Even after he dismissed some of the contents of the alleged 1962 capsule, White struggles to come up with ideas for stocking a new one. After a few moments of thought, he recommends another newspaper, a cell phone or DVD, and Viagra.
Bessant would go for evidence of technology with her Verizon cell phone, and a would-be artifact with a copy of the Monterey County Weekly or the Carmel Pine Cone. (Newspapers, she predicts, won’t exist in 50 years.)
Ostenso would opt for a narrative over an object: “I would write about my mom,” she says. She first bought a place in Hacienda Carmel in 1998 for her mother, then moved in herself in 2004 after her mom died.
Hacienda residents say they lead relatively charmed and active retirements, with book clubs and, according to its website, events in the “community for vigorous, mature persons.”

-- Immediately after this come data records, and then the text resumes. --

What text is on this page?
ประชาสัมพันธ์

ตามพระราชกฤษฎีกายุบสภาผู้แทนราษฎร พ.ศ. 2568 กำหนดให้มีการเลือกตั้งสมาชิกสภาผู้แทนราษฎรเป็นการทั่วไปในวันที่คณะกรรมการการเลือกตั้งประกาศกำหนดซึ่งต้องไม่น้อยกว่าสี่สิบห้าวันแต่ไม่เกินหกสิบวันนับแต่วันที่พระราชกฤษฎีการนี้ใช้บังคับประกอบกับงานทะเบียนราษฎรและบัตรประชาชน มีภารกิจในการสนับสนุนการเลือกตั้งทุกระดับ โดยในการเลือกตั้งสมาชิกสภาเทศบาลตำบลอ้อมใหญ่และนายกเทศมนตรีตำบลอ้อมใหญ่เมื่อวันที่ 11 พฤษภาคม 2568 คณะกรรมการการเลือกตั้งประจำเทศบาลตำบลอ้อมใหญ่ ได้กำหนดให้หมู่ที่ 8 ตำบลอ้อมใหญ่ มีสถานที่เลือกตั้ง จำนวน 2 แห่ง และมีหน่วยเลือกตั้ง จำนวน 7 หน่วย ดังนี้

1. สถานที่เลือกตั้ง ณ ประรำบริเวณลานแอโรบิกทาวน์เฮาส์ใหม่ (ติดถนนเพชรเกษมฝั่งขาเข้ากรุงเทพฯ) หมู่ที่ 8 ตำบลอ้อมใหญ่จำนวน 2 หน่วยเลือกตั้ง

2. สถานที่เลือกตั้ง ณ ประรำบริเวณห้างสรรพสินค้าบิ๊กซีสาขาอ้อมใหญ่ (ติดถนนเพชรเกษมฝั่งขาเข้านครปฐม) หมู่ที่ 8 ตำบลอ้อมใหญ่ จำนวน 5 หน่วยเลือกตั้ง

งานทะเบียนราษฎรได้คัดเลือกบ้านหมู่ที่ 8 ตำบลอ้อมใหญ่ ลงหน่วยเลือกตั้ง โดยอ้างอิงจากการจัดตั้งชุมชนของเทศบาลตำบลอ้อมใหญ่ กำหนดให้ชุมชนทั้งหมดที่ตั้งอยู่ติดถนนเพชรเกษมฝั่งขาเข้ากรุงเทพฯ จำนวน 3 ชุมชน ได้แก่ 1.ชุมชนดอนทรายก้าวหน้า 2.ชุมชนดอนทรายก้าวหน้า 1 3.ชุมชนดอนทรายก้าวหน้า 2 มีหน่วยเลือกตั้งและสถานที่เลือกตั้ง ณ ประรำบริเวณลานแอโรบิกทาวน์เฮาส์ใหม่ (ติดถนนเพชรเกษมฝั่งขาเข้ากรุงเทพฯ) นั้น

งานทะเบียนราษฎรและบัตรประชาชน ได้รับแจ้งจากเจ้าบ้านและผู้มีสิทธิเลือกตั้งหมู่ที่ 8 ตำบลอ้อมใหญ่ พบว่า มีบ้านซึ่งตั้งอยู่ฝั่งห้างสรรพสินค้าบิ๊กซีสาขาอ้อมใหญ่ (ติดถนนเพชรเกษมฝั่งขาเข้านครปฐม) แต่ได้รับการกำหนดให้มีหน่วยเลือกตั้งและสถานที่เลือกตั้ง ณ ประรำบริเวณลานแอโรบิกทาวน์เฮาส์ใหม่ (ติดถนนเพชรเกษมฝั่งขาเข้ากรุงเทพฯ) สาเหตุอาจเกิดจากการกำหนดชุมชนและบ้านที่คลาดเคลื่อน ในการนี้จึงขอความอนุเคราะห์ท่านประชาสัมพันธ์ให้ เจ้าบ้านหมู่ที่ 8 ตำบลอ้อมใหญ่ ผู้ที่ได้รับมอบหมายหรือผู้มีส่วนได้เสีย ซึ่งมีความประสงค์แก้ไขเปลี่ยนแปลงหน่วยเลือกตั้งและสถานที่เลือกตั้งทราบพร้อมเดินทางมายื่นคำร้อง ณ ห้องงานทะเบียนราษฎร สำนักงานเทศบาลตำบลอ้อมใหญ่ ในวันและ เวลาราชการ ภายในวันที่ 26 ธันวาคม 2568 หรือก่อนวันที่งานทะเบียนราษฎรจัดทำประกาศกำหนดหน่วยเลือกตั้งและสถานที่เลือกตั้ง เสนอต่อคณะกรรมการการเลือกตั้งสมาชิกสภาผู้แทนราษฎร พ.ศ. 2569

Still, Bessant says uncovering a bundle of goods from 1962 would prompt some fond memories of being in her 20s. (“Inside, I’m 28,” she says – then predicts she’ll live for another decade.)
“It’s nice to remember things you forgot,” Bessant says. “You live in the present for the most part.”
Bessant arrived at the anniversary party expecting a view of the contents of the little box of history. When she gets the news that there was nothing recovered, her face drops, and in full dramatic effective, she lets out a long, crescendoing “Noooooo!”